Come già ricordato nella massima della decisione, l’art. 2699 c.c. nel definire l’atto pubblico precisa che esso è “un documento redatto da notaio o da altro pubblico ufficiale autorizzato ad attribuirgli pubblica fede nel luogo dove è formato”. L’atto pubblico è dunque un mezzo di prova dei fatti elencati nell’art. 2700 c.c. (in particolare della provenienza delle dichiarazioni documentate dalle parti dell’atto stesso) ed infatti la sua disciplina è contenuta nel Titolo II del Libro VI del codice civile, titolo rubricato appunto “Delle prove”.
L’atto giudiziario è invece lo strumento con cui il Giudice esercita la funzione giurisdizionale, non è dunque un mezzo di prova e nulla ha a che vedere con l’atto pubblico disciplinato dal codice civile. Considerazioni analoghe valgono per l’atto amministrativo con cui gli enti pubblici perseguono le loro finalità esercitando il potere amministrativo di cui sono titolari.
Dunque, non tutti gli atti formati da soggetti, che ex art. 357 c.p. sono pubblici ufficiali, sono atti pubblici, ma solo quelli a cui l’ordinamento riconosce l’idoneità a produrre gli effetti di cui agli artt. 2699 e 2700 c.c.
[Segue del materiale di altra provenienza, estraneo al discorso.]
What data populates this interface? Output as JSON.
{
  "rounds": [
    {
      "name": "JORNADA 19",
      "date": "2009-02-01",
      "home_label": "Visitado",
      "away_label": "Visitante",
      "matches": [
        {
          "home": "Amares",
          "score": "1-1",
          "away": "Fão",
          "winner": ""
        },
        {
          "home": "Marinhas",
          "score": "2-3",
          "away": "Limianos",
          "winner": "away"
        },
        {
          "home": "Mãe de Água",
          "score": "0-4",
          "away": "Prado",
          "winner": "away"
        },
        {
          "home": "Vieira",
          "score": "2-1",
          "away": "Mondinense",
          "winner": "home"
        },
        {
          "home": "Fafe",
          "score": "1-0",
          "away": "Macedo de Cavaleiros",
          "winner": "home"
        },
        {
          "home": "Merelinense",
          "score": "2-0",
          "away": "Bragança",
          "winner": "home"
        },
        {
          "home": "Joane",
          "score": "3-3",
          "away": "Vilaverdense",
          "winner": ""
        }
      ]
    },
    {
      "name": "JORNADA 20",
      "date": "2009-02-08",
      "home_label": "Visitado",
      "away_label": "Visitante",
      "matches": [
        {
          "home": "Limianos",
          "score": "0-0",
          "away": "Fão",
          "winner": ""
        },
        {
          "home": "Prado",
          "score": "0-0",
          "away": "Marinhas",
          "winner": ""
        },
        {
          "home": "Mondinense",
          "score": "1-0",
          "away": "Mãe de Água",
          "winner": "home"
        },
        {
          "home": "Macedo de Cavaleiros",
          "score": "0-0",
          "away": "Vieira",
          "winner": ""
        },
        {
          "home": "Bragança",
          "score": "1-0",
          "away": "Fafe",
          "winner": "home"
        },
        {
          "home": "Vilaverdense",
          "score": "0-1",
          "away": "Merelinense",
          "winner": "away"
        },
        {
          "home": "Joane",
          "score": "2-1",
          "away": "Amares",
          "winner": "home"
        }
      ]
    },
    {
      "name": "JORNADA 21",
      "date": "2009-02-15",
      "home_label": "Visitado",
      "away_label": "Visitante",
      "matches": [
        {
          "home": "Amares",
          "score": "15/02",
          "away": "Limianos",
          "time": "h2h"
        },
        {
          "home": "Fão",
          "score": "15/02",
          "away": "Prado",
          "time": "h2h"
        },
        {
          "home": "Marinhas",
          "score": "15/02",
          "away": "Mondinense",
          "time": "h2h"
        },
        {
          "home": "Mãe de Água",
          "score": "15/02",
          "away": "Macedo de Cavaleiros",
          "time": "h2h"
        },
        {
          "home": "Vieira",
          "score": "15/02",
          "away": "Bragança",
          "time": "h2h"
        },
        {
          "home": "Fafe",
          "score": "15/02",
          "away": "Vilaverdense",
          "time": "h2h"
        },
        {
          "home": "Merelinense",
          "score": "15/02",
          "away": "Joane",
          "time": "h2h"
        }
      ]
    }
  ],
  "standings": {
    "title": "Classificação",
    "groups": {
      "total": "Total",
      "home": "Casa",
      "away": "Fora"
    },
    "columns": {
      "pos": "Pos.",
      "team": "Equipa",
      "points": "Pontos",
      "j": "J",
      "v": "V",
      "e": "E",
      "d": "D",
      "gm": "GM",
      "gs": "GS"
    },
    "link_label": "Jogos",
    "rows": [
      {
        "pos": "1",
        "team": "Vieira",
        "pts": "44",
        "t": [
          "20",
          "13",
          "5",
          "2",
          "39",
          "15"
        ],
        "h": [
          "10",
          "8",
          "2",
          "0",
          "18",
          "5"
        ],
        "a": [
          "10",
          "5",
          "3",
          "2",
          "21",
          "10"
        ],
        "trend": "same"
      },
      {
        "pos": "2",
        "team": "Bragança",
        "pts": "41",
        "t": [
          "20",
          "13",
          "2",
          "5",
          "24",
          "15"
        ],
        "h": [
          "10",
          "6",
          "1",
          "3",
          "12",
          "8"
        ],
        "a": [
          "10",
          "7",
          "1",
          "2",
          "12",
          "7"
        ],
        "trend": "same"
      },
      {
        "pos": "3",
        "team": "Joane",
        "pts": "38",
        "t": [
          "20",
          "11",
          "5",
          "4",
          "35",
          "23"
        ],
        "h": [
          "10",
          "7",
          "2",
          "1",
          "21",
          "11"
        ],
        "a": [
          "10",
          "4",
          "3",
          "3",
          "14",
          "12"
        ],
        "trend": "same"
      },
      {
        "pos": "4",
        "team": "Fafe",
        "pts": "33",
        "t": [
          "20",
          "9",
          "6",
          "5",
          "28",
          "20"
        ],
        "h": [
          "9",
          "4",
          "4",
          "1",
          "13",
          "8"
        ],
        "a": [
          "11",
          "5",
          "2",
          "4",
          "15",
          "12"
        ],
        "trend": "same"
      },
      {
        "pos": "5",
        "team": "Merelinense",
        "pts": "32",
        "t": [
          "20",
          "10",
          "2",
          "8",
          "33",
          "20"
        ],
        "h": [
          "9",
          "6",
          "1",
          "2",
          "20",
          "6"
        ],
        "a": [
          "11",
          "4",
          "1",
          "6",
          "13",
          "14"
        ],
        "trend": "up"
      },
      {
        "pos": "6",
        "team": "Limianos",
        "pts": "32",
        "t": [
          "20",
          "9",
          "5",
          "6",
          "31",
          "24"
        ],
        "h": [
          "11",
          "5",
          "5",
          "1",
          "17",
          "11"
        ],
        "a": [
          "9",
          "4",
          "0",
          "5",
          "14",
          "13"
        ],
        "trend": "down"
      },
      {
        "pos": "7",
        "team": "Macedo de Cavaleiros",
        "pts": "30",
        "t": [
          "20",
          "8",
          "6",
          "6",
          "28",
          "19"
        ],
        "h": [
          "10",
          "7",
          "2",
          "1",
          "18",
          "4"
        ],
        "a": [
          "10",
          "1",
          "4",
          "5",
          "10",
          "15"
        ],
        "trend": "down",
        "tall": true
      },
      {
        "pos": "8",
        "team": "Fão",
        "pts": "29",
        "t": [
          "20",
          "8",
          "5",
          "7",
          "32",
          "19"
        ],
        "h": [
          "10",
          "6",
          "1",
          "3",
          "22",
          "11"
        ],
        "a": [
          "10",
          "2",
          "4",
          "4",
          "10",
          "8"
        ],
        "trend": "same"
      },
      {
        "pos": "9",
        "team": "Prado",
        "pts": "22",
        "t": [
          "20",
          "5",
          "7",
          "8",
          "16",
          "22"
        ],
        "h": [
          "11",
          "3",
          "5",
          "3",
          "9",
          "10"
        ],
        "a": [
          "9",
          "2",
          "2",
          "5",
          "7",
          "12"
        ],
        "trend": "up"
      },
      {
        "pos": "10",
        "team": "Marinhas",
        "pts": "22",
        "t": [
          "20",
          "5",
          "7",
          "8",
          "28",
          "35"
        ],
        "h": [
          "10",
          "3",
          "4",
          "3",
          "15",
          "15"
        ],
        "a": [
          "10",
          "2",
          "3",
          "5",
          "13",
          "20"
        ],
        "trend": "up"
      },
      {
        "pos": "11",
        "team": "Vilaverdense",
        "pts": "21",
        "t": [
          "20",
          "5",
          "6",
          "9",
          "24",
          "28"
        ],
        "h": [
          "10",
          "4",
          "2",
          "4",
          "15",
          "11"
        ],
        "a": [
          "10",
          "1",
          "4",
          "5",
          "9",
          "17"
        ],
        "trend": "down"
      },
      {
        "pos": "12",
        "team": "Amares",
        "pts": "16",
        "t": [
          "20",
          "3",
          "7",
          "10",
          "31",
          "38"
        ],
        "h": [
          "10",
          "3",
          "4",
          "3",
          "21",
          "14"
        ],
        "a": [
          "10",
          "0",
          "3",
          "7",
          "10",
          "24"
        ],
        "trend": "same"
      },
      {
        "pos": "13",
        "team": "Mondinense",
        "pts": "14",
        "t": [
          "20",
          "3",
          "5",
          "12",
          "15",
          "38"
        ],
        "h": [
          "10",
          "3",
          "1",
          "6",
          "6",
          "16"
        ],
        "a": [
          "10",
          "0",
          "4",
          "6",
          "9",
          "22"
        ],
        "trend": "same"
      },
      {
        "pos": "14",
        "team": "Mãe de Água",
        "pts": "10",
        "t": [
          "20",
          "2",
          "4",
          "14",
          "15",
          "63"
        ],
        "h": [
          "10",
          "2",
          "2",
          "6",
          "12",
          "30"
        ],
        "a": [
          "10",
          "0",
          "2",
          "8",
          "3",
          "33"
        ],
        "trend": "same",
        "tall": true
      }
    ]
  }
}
La nozione di pubblico ufficiale recata dall’art. 357 c.p. è praticamente omnicomprensiva (“sono pubblici ufficiali coloro i quali esercitano una pubblica funzione legislativa, giudiziaria o amministrativa”), ma vale solo agli effetti della legge penale e non rileva in altri rami del diritto, come comprovato dal fatto che la qualifica di pubblico ufficiale cui fa riferimento l’art. 2699 c.c. è attribuibile solo a quei soggetti che sono autorizzati dalla legge a formare documenti assistiti di pubblica fede (che cioè fanno piena prova fino a querela di falso di ciò che documentano).
Non può inoltre che condividersi l’affermazione secondo la quale eventuali prassi precedenti alla sentenza delle sezioni unite n. 21761 del 27 luglio 2021, che consentivano la trascrizione di provvedimenti giudiziali documentanti atti negoziali, necessitano, evidentemente, di una rivalutazione.
Infine, merita accennare al fatto che i principi avanti ricordati valgono anche dopo la cosidetta Riforma Cartabia.
Il Dlgs n. 149/2022, emanato in forza della delega conferita al governo con 26 novembre 2021, n. 206, ha abrogato le norme relative ai procedimenti di separazione e divorzio, nonché quelle relative ad altri procedimenti in materia di persone e famiglia, e ha introdotto nel codice di procedura civile un unico procedimento in materia di persone, minorenni e famiglie (disciplinato dagli articoli da 473-bis a 473-bis.71 e 473-ter c.p.c., collocati nel Titolo IV-bis. del Libro II del codice di procedura civile).
Le nuove norme processuali, proprio perché processuali, non derogano i principi sostanziali affermati dalla giurisprudenza avanti menzionata, principi che trovano fondamento nelle norme in materia di trascrizione (articoli 2657 e 2669 cc dal primo richiamato) che non sono state modificate dalla riforma del processo civile.